“A Brush Cut” – a soldier’s poem to Nurse Styles

In August 1916 Nurse Ethel Styles opened to the first page of her autograph book and wrote:

Memories are ever dear,

Memories of “The Boys”

Nurse Styles was serving at the Bethnal Green Military Hospital in London and in her book are recorded the musings, drawings and poetry of wounded Commonwealth soldiers arriving from the Somme, Courcelette and the Battle of Arras.

The 97th anniversary of the Battle of Vimy Ridge is two days away and so I’ve selected a cheeky poem written by a young Canadian soldier wounded on the second day of that battle. I have no photo of Private Garside but evidently he had a fine head of hair!

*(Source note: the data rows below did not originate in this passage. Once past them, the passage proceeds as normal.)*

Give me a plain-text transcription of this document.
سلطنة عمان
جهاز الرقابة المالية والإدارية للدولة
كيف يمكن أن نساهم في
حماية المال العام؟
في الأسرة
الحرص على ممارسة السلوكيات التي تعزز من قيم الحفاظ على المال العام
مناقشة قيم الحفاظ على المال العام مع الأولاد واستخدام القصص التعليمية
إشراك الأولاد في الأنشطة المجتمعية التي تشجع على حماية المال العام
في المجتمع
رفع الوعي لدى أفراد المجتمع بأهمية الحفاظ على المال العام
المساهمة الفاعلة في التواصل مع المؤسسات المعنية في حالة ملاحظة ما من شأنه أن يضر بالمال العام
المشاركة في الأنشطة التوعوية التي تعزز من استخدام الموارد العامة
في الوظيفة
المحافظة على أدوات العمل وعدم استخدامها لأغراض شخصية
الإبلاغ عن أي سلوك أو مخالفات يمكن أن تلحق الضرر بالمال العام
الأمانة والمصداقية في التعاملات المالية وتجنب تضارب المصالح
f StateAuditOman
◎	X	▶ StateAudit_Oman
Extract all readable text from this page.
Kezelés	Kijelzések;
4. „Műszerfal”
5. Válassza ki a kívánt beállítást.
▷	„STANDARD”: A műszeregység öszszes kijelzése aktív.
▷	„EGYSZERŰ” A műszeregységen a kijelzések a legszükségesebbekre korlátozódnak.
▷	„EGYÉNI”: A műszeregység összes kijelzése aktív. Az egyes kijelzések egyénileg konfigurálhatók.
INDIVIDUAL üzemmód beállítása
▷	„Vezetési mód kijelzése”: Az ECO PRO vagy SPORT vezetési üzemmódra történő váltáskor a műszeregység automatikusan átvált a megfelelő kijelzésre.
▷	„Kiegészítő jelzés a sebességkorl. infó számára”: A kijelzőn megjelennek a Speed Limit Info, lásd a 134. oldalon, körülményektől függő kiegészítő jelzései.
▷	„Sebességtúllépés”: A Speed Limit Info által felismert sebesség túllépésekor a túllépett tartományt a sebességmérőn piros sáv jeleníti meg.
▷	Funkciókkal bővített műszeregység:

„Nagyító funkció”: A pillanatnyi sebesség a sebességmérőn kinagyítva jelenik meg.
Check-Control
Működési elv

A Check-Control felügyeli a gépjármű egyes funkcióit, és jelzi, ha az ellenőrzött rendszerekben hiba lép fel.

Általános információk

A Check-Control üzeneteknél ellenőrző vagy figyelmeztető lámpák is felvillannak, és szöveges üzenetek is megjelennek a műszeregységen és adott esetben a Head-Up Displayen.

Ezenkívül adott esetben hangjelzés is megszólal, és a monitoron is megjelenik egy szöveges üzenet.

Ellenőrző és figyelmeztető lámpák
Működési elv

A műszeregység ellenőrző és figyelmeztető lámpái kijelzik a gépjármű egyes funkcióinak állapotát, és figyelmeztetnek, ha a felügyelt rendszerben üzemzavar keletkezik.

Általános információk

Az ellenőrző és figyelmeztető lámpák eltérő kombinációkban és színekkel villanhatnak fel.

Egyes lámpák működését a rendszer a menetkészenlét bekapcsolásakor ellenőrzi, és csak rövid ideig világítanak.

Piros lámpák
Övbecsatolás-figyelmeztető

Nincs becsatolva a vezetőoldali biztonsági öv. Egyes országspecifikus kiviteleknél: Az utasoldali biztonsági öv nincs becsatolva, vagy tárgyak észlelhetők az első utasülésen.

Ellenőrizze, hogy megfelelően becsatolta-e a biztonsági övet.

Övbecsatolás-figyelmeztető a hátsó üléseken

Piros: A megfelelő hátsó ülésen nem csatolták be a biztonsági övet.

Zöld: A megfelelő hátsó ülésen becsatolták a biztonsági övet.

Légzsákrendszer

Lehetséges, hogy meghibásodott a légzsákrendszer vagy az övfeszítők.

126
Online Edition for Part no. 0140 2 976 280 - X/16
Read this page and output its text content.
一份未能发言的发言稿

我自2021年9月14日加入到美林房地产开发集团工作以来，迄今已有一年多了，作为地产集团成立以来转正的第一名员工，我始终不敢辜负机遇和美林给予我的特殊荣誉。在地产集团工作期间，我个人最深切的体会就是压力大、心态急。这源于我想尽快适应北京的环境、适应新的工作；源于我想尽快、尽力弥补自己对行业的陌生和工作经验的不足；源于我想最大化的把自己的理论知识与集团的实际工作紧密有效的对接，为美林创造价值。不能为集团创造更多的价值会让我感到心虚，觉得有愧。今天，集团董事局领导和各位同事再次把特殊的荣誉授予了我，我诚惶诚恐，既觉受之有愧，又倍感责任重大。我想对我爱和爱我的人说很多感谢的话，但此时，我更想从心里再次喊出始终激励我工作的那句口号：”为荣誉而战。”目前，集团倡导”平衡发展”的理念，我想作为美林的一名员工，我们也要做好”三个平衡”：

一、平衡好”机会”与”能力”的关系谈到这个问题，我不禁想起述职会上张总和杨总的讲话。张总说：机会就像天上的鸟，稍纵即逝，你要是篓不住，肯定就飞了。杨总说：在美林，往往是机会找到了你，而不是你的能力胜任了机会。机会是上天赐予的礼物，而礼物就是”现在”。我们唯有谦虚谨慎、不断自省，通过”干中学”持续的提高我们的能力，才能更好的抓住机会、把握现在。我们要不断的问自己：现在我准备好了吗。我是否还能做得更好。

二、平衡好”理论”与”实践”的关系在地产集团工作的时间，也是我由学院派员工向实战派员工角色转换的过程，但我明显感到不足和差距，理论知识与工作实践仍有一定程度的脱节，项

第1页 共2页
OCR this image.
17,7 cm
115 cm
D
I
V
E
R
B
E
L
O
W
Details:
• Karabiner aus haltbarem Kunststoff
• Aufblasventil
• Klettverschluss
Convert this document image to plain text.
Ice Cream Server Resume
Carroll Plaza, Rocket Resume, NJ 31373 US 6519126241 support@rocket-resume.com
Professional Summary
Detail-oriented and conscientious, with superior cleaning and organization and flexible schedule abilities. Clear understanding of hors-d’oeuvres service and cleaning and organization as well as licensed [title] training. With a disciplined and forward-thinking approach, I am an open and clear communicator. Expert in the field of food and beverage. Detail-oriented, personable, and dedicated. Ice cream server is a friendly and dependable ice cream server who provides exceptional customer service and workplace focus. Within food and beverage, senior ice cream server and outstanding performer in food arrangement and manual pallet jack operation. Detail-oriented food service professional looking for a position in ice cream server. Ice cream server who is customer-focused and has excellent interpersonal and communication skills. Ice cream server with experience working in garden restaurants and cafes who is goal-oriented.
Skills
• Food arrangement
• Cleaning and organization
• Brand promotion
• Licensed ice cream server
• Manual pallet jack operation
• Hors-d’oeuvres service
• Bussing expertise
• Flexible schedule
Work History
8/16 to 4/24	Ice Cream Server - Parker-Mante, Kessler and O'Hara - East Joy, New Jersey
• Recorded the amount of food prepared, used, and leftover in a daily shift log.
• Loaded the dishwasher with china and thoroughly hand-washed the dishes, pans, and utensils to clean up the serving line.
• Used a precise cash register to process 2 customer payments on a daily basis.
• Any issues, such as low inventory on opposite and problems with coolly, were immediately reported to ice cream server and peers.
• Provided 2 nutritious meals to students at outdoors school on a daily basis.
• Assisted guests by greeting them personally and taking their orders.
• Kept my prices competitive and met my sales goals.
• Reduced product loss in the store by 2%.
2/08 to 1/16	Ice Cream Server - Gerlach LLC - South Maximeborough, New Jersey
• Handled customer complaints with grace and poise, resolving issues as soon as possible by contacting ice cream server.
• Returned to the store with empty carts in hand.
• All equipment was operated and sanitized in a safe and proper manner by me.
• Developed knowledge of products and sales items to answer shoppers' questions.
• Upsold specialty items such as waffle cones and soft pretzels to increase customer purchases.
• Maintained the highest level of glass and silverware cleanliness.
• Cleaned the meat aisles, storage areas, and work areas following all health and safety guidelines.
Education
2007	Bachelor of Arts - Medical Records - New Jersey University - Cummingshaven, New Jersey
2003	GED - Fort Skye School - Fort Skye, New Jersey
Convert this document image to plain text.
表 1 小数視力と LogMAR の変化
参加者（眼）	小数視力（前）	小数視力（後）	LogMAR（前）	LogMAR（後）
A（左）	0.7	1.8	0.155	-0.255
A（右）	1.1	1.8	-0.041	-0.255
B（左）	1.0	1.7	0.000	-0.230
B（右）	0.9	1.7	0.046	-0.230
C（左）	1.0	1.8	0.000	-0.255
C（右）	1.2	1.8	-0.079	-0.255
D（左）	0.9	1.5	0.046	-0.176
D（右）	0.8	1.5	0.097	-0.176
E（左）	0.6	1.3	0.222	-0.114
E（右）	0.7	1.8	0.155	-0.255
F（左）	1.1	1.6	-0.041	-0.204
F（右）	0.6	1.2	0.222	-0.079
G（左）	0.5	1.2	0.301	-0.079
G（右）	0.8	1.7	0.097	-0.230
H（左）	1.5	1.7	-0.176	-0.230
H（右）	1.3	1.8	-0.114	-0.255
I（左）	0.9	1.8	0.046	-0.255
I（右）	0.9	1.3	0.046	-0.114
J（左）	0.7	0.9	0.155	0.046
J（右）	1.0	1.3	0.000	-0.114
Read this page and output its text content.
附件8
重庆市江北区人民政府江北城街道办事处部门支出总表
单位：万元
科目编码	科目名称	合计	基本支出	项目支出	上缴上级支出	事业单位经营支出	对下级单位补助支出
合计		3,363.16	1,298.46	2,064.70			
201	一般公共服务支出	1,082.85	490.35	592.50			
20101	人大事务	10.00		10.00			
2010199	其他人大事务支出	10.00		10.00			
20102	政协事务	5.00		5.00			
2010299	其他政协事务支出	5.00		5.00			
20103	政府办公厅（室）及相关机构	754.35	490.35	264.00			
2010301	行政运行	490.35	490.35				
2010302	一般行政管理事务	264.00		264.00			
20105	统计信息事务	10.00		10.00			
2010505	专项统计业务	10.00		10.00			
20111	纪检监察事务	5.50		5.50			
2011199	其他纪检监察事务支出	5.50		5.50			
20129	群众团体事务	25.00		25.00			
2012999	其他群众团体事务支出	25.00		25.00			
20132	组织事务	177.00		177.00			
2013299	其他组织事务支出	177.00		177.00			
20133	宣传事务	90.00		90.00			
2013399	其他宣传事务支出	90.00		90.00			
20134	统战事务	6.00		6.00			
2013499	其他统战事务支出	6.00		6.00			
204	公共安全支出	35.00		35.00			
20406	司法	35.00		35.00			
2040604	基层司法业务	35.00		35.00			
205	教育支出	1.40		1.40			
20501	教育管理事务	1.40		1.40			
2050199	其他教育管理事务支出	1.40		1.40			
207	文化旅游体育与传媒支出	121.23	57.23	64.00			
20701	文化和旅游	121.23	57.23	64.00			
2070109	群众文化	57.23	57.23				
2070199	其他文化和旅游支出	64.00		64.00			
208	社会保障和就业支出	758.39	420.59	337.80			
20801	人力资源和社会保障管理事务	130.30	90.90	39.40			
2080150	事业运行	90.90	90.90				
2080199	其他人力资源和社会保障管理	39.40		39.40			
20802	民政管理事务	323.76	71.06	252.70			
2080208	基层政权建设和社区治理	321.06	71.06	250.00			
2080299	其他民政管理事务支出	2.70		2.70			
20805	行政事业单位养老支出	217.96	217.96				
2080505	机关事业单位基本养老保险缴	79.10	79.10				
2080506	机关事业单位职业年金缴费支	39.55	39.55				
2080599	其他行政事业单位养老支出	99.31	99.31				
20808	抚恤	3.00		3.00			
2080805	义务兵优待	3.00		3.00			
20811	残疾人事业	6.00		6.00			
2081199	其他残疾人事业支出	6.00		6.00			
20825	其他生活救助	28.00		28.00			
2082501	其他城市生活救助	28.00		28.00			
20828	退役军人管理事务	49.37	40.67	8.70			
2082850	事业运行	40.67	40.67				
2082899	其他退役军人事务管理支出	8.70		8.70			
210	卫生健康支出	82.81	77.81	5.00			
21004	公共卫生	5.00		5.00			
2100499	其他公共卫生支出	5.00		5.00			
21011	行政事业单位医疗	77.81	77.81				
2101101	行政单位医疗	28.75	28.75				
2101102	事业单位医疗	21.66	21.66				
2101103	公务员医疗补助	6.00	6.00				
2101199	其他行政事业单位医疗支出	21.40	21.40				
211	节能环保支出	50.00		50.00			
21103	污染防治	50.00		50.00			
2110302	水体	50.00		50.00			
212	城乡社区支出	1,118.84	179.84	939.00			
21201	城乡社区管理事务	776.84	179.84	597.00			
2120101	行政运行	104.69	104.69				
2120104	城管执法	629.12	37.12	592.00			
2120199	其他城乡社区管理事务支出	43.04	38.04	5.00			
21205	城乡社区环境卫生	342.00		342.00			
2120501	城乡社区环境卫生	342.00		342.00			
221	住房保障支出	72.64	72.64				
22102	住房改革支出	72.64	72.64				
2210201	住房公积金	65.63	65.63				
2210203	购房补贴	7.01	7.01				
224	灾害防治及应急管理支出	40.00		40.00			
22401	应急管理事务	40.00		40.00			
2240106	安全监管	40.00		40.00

From Nurse Ethel Styles' autograph album

From Nurse Ethel Styles’ autograph album

Private John William McKinley Garside was born in Providence, Rhode Island to English parents in 1896. His parents emigrated to the US in 1891 but the family eventually moved back to the UK. They emigrated a second time in 1910, this time permanently and to the small town of Hespeler near Berlin, Ontario. In 1916 Berlin, after much debate, was renamed Kitchener in honour of Field Marshal Horatio Herbert Kitchener who died in June of that year.

John joined the 111th (South Waterloo) Overseas Battalion on February 21, 1916 but eventually transferred to the 75th (Mississauga) Battalion, part of the 4th Canadian Division. He survived the war and returned to Ontario where he married and lived until his death in 1958.